The car is in good condition. The bodywork has been restored before the current owner bought the car. The bodywork looks good, the paint quality is good, as well as the alignments. The restoration is documented. The interior is original. The seats are in very good condition.
In mechanics, this car has always been well followed. It just came out of a major overhaul, and among the recent expenses (2017) is a partial rebuild of the engine with notably the valve guides and piston liners change. The car works very well. It takes its turns well, as a 2.4S should do.
This 2.4S is visible in our premises. Trade-in and financing possible.
Photo credits Kevin van Campenhout for Eleven Cars.
The very first 911 made its debut at the 1963 Frankfurt Motor Show under the name Type 901. As the successor to the Porsche 356, it was an instant success among sports car enthusiasts.
In order to find the name of the new model, Porsche referred to the Volkswagen spare parts numbering system for future cooperation between the two groups. One year later, the Type 901 abandoned its prototype status and was presented under the definitive name 901. This was without counting on the intervention of Peugeot, which saw this name as an infringement of its intellectual property, since Peugeot justified its use since 1929 of a 3-digit numbering with a 0 in the middle. In November 1964, Ferry Porsche finally decided to call it 911, for practical and other reasons. The car was initially marketed with a 130 hp 2-litre, then a 160 hp S version in 1966. The range gradually developed with the appearance of the T and E models in 1968. In 1967, Porsche will offer the Targa versions with their convertible roof and the famous chrome roll bar. The first versions (up to 1968) were offered in soft window, a solution that was later abandoned in favour of a hard bezel.

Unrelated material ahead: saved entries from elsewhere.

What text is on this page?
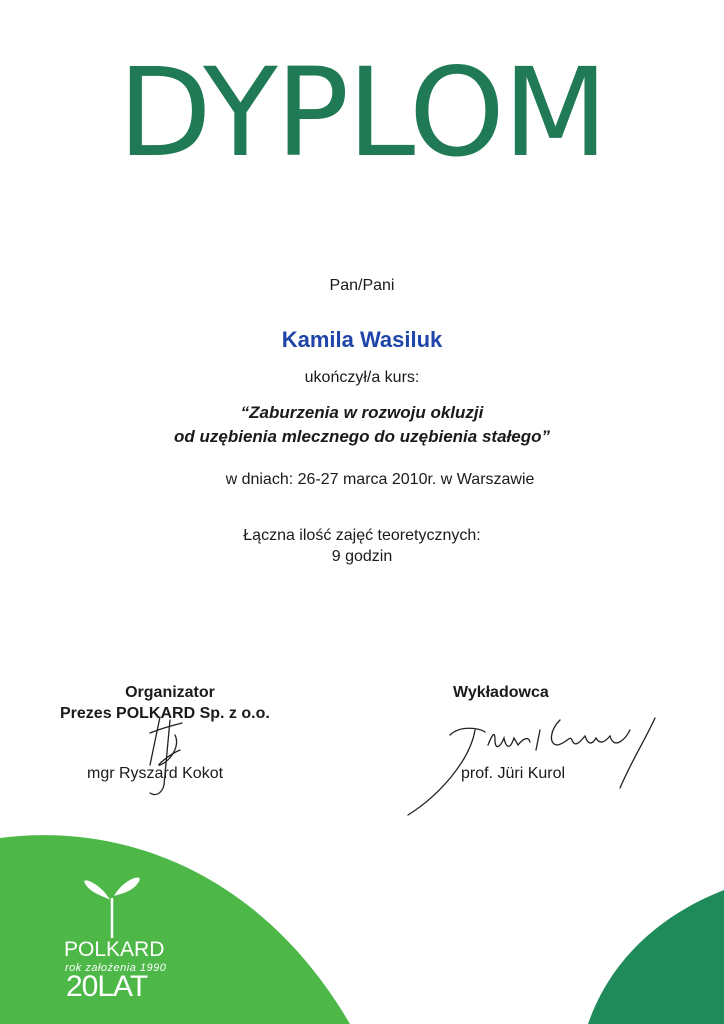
DYPLOM
Pan/Pani
Kamila Wasiluk
ukończył/a kurs:
“Zaburzenia w rozwoju okluzji
od uzębienia mlecznego do uzębienia stałego”
w dniach: 26-27 marca 2010r. w Warszawie
Łączna ilość zajęć teoretycznych:
9 godzin
Organizator
Prezes POLKARD Sp. z o.o.
mgr Ryszard Kokot
Wykładowca
prof. Jüri Kurol
POLKARD
rok założenia 1990
20LAT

In 1969, Porsche increased the displacement of its flat 6 to 2.2 litres, again with the three models T (125 hp), E (155 hp) and S (180 hp). The E and S were with Bosch mechanical injection, the T keeping the Zenith carburettors (identical to the 2.01). The 2.2 was abandoned in 1972 in favour of the 2.4 litre, keeping the three denominations T (140 hp), E (165 hp) and S (190 hp). The year 1973 will also be marked by the appearance of the mythical 2.7 RS (210 hp) with its duck tail.
The first 911 2.4 (AM72) can be recognized by their chrome turn signal surrounds and especially their oil trap door on the right rear wing. Oil trap door which was abandoned on the AM73, its location being misleading for some…LAM73 is also characterized by the black turn signal surrounds.